Effect of 17 alpha-dihydroequilin sulfate, a conjugated equine estrogen, and ethynylestradiol on atherosclerosis in cholesterol-fed rabbits.

The effect of 17 alpha-dihydroequilin sulfate (DHES), a water-soluble estrogen of conjugated estrogens (Premarin), and ethynylestradiol (EE), a commonly used estrogen found in many oral contraceptives, on the development of atherosclerosis was studied in rabbits fed an atherogenic diet (0.2% cholesterol) for 24 weeks. Ten animals were given 15 micrograms. kg-1.d-1 EE, 10 received 3.8 mg.kg-1.d-1 of DHES, and the remaining 10 sham-ovariectomized and 10 ovariectomized animals served as cholesterol-fed controls. These doses were chosen to have similar estrogenic potency. Plasma cholesterol concentrations increased to about 900 mg/dL and did not differ among the experimental groups. After 24 weeks, plasma beta-VLDL and HDL cholesterol concentrations were the same for all cholesterol-fed groups, while LDL cholesterol was significantly higher in the two estrogen-treated groups.
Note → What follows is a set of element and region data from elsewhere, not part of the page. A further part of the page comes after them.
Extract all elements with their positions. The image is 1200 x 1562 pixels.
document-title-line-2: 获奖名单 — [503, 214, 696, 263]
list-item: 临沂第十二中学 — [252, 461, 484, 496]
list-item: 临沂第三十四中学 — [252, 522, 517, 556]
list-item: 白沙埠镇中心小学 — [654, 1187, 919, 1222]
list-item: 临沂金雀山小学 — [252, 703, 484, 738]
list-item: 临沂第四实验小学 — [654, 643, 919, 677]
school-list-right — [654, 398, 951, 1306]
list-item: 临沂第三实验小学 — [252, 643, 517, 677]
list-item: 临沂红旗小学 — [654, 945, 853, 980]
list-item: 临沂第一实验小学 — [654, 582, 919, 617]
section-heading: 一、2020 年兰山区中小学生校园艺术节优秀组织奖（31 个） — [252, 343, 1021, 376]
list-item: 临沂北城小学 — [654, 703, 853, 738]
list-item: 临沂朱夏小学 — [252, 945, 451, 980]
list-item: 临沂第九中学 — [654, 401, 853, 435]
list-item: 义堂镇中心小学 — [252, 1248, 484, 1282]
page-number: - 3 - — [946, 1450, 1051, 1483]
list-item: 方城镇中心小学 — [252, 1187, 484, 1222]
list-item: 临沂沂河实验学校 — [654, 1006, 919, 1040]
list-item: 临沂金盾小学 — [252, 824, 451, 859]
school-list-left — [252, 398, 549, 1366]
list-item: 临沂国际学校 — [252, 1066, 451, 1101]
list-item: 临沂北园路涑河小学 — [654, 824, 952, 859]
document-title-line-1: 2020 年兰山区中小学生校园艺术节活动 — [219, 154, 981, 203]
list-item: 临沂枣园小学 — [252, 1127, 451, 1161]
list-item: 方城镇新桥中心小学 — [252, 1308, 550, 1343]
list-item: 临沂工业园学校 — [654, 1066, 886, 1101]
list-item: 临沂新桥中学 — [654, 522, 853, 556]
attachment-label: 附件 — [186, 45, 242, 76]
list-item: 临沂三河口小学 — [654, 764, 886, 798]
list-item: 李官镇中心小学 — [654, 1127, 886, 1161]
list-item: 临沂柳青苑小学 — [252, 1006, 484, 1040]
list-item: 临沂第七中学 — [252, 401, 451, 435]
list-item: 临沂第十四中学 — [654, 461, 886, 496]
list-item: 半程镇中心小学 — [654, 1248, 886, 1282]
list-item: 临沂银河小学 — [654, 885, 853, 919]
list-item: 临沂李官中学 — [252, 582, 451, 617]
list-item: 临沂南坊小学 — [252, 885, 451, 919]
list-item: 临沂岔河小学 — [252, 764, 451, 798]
In spite of this, both EE and DHES significantly reduced atherosclerosis by 35% in the aortic arch and 75% to 80% in the thoracic and abdominal aorta. The reduction in atherosclerosis was seen in animals with a wide range (400 to 1400 mg/dL) of plasma cholesterol concentrations and was independent of lipoprotein profile. beta-VLDL isolated from estrogen-treated animals was not significantly different from control beta-VLDL in its ability to stimulate cholesterol accumulation in THP-1 macrophages in culture. This suggests that the protective effect of estrogens on the development of atherosclerosis is not mediated by qualitative differences in beta-VLDL that affect uptake by macrophages. The results of this study extend our knowledge of the range of estrogens that reduce atherosclerosis. Given the lack of effect on plasma lipid and lipoprotein concentrations, these data are consistent with the conclusion that estrogens exert some of this beneficial effect directly at the level of the arterial wall by influencing certain key components in the pathogenesis of atherosclerosis.